Liantis can clone this architecture blueprint for most of its workloads. Spring Boot services run in Azure Spring Apps. Azure SQL Database supports the data layer. Private endpoints help secure service dependencies, while CI/CD and monitoring tools automate end to end. 

End-to-end integration where everything is automated

As Java and Angular fans, the Liantis developers continue to work with their chosen developer tools, such as IntelliJ IDEA. Azure Spring Apps supports popular integrated development environments (IDEs) and frameworks, plus tools for continuous integration and continuous deployment (CI/CD).

At the beginning of the project, Liantis was using Maven as a build tool, Bitbucket for version control, and Jenkins to run the CI/CD jobs. As part of its DevSecOps journey, the company looked for a DevOps platform. An investment in HashiCorp Terraform and GitHub paved the way for infrastructure as code (IaC).

“In our search for a DevOps platform, we took a different approach. We believe that there’s enormous value in the existing integrations of a platform like GitHub,” Roggen explains.

The move to IaC is helping the team speed apps into production. “Whether it’s the development, test, acceptance, or production environment, everything has to be deployed and managed through Terraform and IaC to stay consistent and avoid configuration drift,” he notes.

The team is also starting to provision the infrastructure for new deployments through GitHub Enterprise and GitHub Actions. Azure Spring Apps provides an action workflow for GitHub Actions to automate app deployments.

“We are in a transition phase,” Roggen points out. “GitHub Actions is key to engineering and development for automation. We get end-to-end visibility into our apps, systems, and end user experiences so we can detect challenges as they arise."

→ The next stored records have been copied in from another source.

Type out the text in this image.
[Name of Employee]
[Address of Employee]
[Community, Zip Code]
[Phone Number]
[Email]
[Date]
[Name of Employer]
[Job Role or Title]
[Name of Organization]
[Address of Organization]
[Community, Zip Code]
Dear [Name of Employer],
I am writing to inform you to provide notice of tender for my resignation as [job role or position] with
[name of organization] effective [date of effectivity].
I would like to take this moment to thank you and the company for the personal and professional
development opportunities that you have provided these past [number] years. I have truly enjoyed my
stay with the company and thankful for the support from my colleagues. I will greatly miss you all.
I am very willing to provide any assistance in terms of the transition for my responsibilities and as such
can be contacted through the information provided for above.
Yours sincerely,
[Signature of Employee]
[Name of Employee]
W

The first of many to follow

According to Roggen, Azure Spring Apps is helping Liantis deliver on its vision, and the migration of these applications is just the beginning. “It’s the first of many to follow,” he predicts. “For Liantis, this project has become a kind of development pattern that we reuse for many new developments, or use when we’re refactoring an existing app. It's become our standard.”

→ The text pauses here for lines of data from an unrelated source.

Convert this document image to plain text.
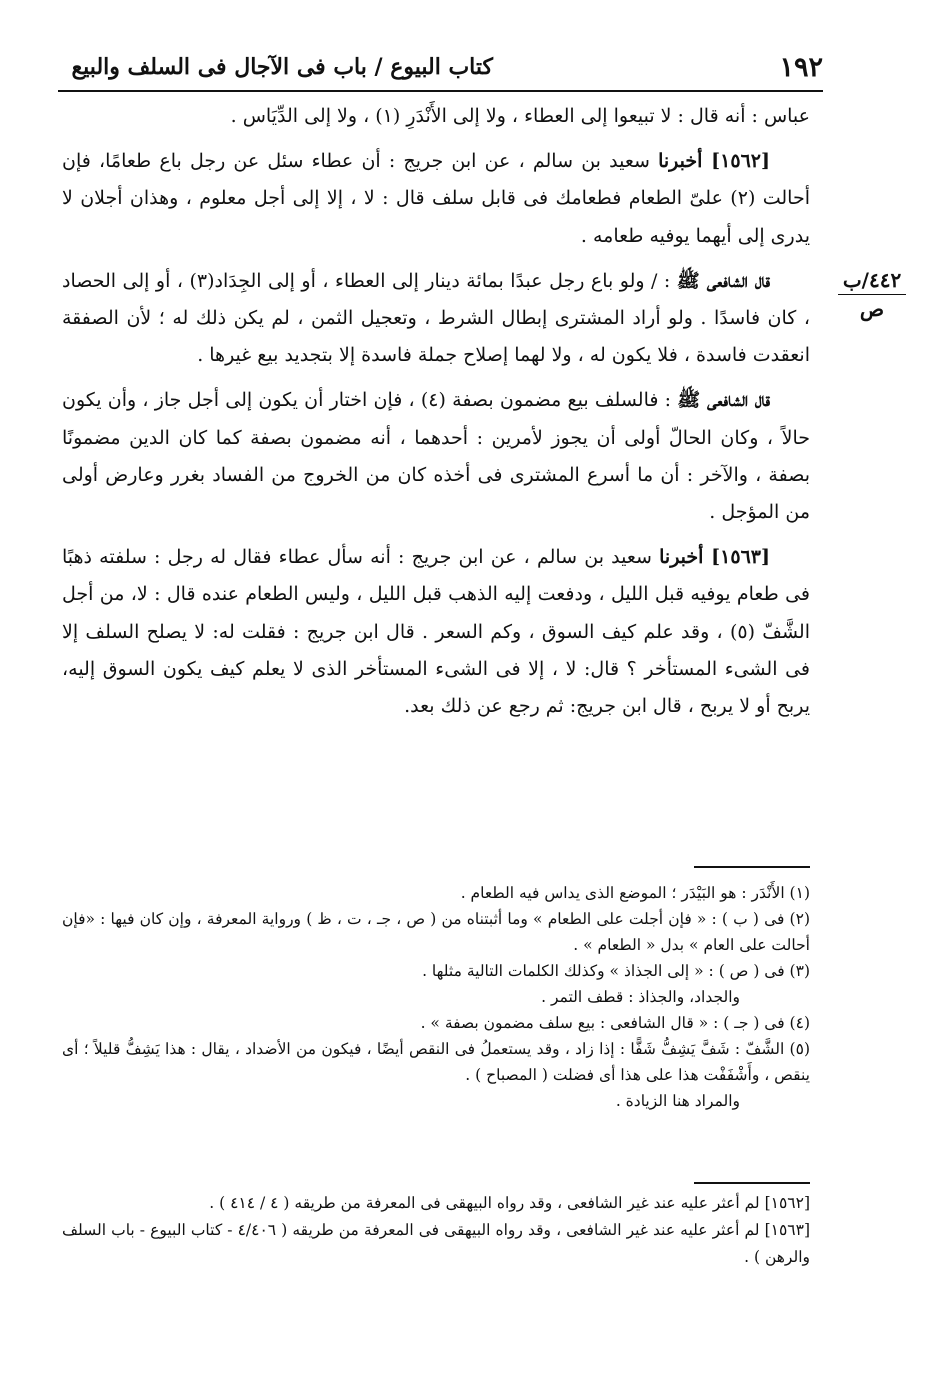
١٩٢
كتاب البيوع / باب فى الآجال فى السلف والبيع
٤٤٢/ب
ص

عباس : أنه قال : لا تبيعوا إلى العطاء ، ولا إلى الأَنْدَرِ (١) ، ولا إلى الدِّيَاس .

[١٥٦٢] أخبرنا سعيد بن سالم ، عن ابن جريج : أن عطاء سئل عن رجل باع طعامًا، فإن أحالت (٢) علىّ الطعام فطعامك فى قابل سلف قال : لا ، إلا إلى أجل معلوم ، وهذان أجلان لا يدرى إلى أيهما يوفيه طعامه .

قال الشافعى ﷺ : / ولو باع رجل عبدًا بمائة دينار إلى العطاء ، أو إلى الجِدَاد(٣) ، أو إلى الحصاد ، كان فاسدًا . ولو أراد المشترى إبطال الشرط ، وتعجيل الثمن ، لم يكن ذلك له ؛ لأن الصفقة انعقدت فاسدة ، فلا يكون له ، ولا لهما إصلاح جملة فاسدة إلا بتجديد بيع غيرها .

قال الشافعى ﷺ : فالسلف بيع مضمون بصفة (٤) ، فإن اختار أن يكون إلى أجل جاز ، وأن يكون حالاً ، وكان الحالّ أولى أن يجوز لأمرين : أحدهما ، أنه مضمون بصفة كما كان الدين مضمونًا بصفة ، والآخر : أن ما أسرع المشترى فى أخذه كان من الخروج من الفساد بغرر وعارض أولى من المؤجل .

[١٥٦٣] أخبرنا سعيد بن سالم ، عن ابن جريج : أنه سأل عطاء فقال له رجل : سلفته ذهبًا فى طعام يوفيه قبل الليل ، ودفعت إليه الذهب قبل الليل ، وليس الطعام عنده قال : لا، من أجل الشَّفّ (٥) ، وقد علم كيف السوق ، وكم السعر . قال ابن جريج : فقلت له: لا يصلح السلف إلا فى الشىء المستأخر ؟ قال: لا ، إلا فى الشىء المستأخر الذى لا يعلم كيف يكون السوق إليه، يربح أو لا يربح ، قال ابن جريج: ثم رجع عن ذلك بعد.

(١) الأَنْدَر : هو البَيْدَر ؛ الموضع الذى يداس فيه الطعام .

(٢) فى ( ب ) : « فإن أجلت على الطعام » وما أثبتناه من ( ص ، جـ ، ت ، ظ ) ورواية المعرفة ، وإن كان فيها : «فإن أحالت على العام » بدل « الطعام » .

(٣) فى ( ص ) : « إلى الجذاذ » وكذلك الكلمات التالية مثلها .

والجداد، والجذاذ : قطف التمر .

(٤) فى ( جـ ) : « قال الشافعى : بيع سلف مضمون بصفة » .

(٥) الشَّفّ : شَفَّ يَشِفُّ شَفًّا : إذا زاد ، وقد يستعملُ فى النقص أيضًا ، فيكون من الأضداد ، يقال : هذا يَشِفُّ قليلاً ؛ أى ينقص ، وأَشْفَفْت هذا على هذا أى فضلت ( المصباح ) .

والمراد هنا الزيادة .

[١٥٦٢] لم أعثر عليه عند غير الشافعى ، وقد رواه البيهقى فى المعرفة من طريقه ( ٤ / ٤١٤ ) .

[١٥٦٣] لم أعثر عليه عند غير الشافعى ، وقد رواه البيهقى فى المعرفة من طريقه ( ٤/٤٠٦ - كتاب البيوع - باب السلف والرهن ) .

In moving to Azure Spring Apps, the company assesses the total cost of ownership by considering the expense of infrastructure maintenance on top of the cost of onboarding developers to a new platform. That’s harder to assess, but Liantis engineers are shifting to a cloud mindset as they become accustomed to allowing Azure to handle the infrastructure.

Roggen reports, “Now they have more time to focus on other interesting tasks that sometimes fall into the background when it gets busy, such as researching security and other innovative technology topics.”

For a company looking to scale with ease, the strategy fits.